Lontano dall’essere una divinità, tutt’altro che
umano, che cosa può mai essere quella persona che mi ha portata su quell’isola? Una figura misteriosa, ma non mi incuteva timore.
“Vegeta,
chi è questa ragazzina?”
“Hei, tutto a posto? Hai bisogno di una mano?”
La
voce di donna che ha dato un nome all’uomo che volava,
viene rapidamente seguita da un’ altra voce, più vicina, calda, bassa, maschile.

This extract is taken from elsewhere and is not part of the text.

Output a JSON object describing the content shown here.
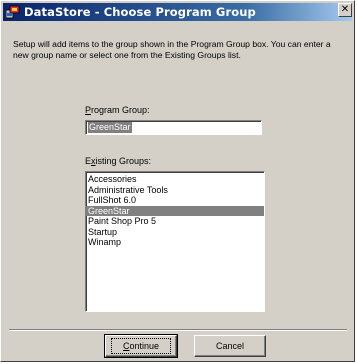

La voce, e le parole, mi portano a voltarmi. Ricordo
solo in quell’istante, delle voci che hanno accolto il nostro arrivo pochi minuti prima, e voglio vedere se
anche quelle persone sono strane come l’uomo che sa volare, o se sono più
simili a me.
Sono
lontane, un po' più indietro di quel che credevo. Ma non posso vederli bene, colui che ha attirato la mia attenzione facendomi voltare
prima ancora che per la curiosità, è lì vicino a me. Alzo lo sguardo.
Gli
stivaletti ocra hanno una strana forma, i pantaloni
larghi e scuri finiscono in vita su una cintura dalla chiusura celeste. Una canottiera nera coperta da un giacchettino
blu scuro corto alla vita e lungo di maniche. Un fisico scolpito, estremamente scolpito, ma palesemente di un giovane uomo.
Verso di me, la sua mano destra aperta. Sul viso, dai lineamenti simili al
perfetto, risplendono due occhi celesti dall’espressione un po' triste e
ricadono lunghi capelli di un colore chiaro, un grigio tendente al lilla. Mi
rivolge un sorriso, e non posso fare a meno di posare la mano sulla sua.
Da
quel momento, più niente sarebbe stato come prima.